NLPNP – Skilled Worker Category
Skilled Worker Category – NLPNP
The NLPNP Skilled Worker category is much like the federal skilled worker program except that foreign nationals are nominated by the province, in support of their application to become Canadian permanent residents. Successful applicants must have a valid job offer from and Newfoundland employer and they must have the necessary skills and education to create a positive impact on the operations the Newfoundland business.
- Applicant must have a full time job offer from and Newfoundland and Labrador employer. Compensation for the job must meet industry standards.
- Have a Canada Work Permit or is entitled to apply for one;
- Have the necessary qualifications, training, skills, etc for the job;
- Demonstrate sufficient proficiency in the English or French language. This may be done by providing an affidavit where your employer attests to your ability. You may also provide education and training documents as proof, however applicants for semi to low-skilled occupations must provide tests results.
- Demonstrate they intend to settle permanently in the province;
- Job offer must not contravene any existing bargaining unit agreements or employment disputes.

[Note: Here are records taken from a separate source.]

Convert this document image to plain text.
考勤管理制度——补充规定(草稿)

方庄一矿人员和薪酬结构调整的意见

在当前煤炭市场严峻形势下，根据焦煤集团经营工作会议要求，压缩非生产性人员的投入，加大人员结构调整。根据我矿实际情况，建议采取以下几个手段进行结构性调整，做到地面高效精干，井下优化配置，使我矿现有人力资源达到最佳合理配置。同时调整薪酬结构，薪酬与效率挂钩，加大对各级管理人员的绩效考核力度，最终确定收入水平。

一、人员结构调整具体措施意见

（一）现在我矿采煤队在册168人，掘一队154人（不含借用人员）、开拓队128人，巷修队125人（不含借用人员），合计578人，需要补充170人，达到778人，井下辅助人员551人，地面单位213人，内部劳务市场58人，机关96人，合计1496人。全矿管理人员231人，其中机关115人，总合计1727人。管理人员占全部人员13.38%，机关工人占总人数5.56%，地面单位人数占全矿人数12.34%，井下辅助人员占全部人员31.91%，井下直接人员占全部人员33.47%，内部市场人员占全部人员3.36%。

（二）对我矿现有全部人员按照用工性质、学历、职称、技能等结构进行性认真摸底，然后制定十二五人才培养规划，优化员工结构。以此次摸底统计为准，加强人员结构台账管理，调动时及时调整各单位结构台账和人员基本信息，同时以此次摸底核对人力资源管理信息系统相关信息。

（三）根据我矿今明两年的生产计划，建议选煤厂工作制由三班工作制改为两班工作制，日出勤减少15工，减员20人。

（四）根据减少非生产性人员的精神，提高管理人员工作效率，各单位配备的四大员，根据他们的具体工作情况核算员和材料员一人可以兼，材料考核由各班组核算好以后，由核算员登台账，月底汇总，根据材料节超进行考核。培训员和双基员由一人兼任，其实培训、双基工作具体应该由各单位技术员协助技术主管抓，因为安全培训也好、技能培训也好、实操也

- Demonstrate they have sufficient settlements funds and financial resources to support themselves and their dependents in Newfoundland and Labrador;
- Employer must be able to demonstrate that there is a need to hire the immigrant for the job they are offering.

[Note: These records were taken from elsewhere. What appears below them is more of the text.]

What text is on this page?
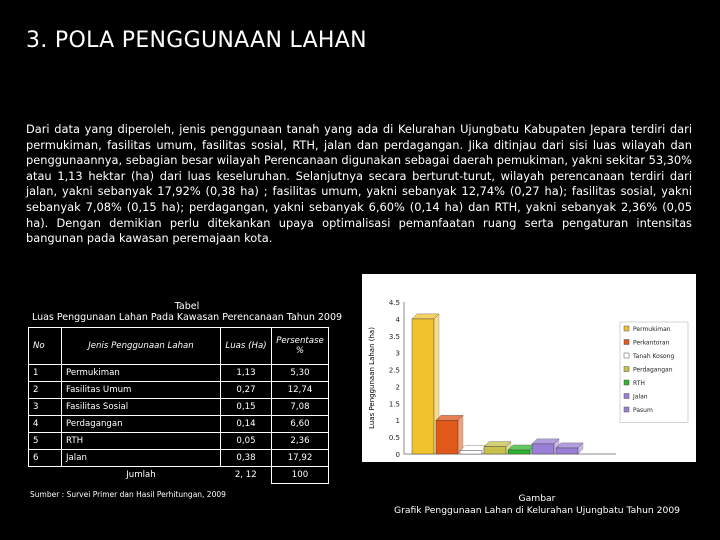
3. POLA PENGGUNAAN LAHAN
Dari data yang diperoleh, jenis penggunaan tanah yang ada di Kelurahan Ujungbatu Kabupaten Jepara terdiri dari permukiman, fasilitas umum, fasilitas sosial, RTH, jalan dan perdagangan. Jika ditinjau dari sisi luas wilayah dan penggunaannya, sebagian besar wilayah Perencanaan digunakan sebagai daerah pemukiman, yakni sekitar 53,30% atau 1,13 hektar (ha) dari luas keseluruhan. Selanjutnya secara berturut-turut, wilayah perencanaan terdiri dari jalan, yakni sebanyak 17,92% (0,38 ha) ; fasilitas umum, yakni sebanyak 12,74% (0,27 ha); fasilitas sosial, yakni sebanyak 7,08% (0,15 ha); perdagangan, yakni sebanyak 6,60% (0,14 ha) dan RTH, yakni sebanyak 2,36% (0,05 ha). Dengan demikian perlu ditekankan upaya optimalisasi pemanfaatan ruang serta pengaturan intensitas bangunan pada kawasan peremajaan kota.
Tabel
Luas Penggunaan Lahan Pada Kawasan Perencanaan Tahun 2009
No	Jenis Penggunaan Lahan	Luas (Ha)	Persentase %
1	Permukiman	1,13	5,30
2	Fasilitas Umum	0,27	12,74
3	Fasilitas Sosial	0,15	7,08
4	Perdagangan	0,14	6,60
5	RTH	0,05	2,36
6	Jalan	0,38	17,92
	Jumlah	2, 12	100
Sumber : Survei Primer dan Hasil Perhitungan, 2009
Luas Penggunaan Lahan (ha)
0
0.5
1
1.5
2
2.5
3
3.5
4
4.5
Permukiman
Perkantoran
Tanah Kosong
Perdagangan
RTH
Jalan
Pasum
Gambar
Grafik Penggunaan Lahan di Kelurahan Ujungbatu Tahun 2009
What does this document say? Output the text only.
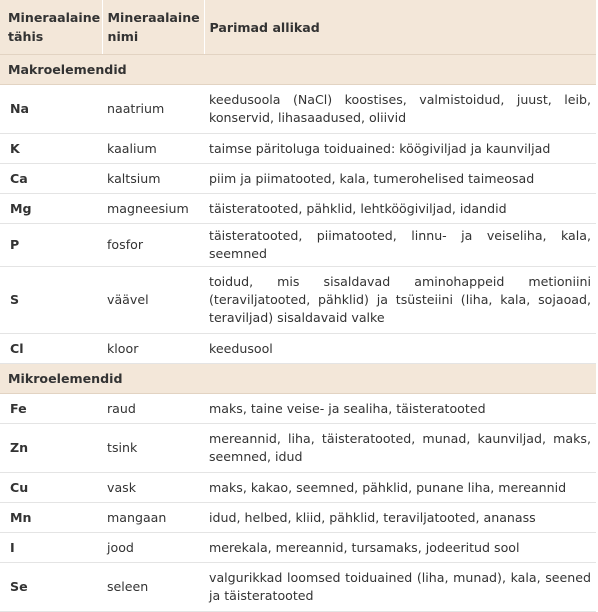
Mineraalaine tähis	Mineraalaine nimi	Parimad allikad
Makroelemendid		
Na	naatrium	keedusoola (NaCl) koostises, valmistoidud, juust, leib, konservid, lihasaadused, oliivid
K	kaalium	taimse päritoluga toiduained: köögiviljad ja kaunviljad
Ca	kaltsium	piim ja piimatooted, kala, tumerohelised taimeosad
Mg	magneesium	täisteratooted, pähklid, lehtköögiviljad, idandid
P	fosfor	täisteratooted, piimatooted, linnu- ja veiseliha, kala, seemned
S	väävel	toidud, mis sisaldavad aminohappeid metioniini (teraviljatooted, pähklid) ja tsüsteiini (liha, kala, sojaoad, teraviljad) sisaldavaid valke
Cl	kloor	keedusool
Mikroelemendid		
Fe	raud	maks, taine veise- ja sealiha, täisteratooted
Zn	tsink	mereannid, liha, täisteratooted, munad, kaunviljad, maks, seemned, idud
Cu	vask	maks, kakao, seemned, pähklid, punane liha, mereannid
Mn	mangaan	idud, helbed, kliid, pähklid, teraviljatooted, ananass
I	jood	merekala, mereannid, tursamaks, jodeeritud sool
Se	seleen	valgurikkad loomsed toiduained (liha, munad), kala, seened ja täisteratooted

The following people are not eligible under this NLPNP category:
- Failed refugee claimants, of refugee claimants living in Newfoundland and Labrador;
- Those without a full-time job offer unless your employer can demonstrate the need for your skill set;
- Where the applicant, or any of their dependent family member over the age of 18, have a criminal record;
- Applicant with unresolved custody or child support disputes;
- Where an applicant or their intended employer makes a deliberate misrepresentation with regards to the applicant’s application.
- If an applicant quits or loses their job in the nomination process, the applicant may lose their eligibility and have their nomination and/or Canadian permanent residency application cancelled.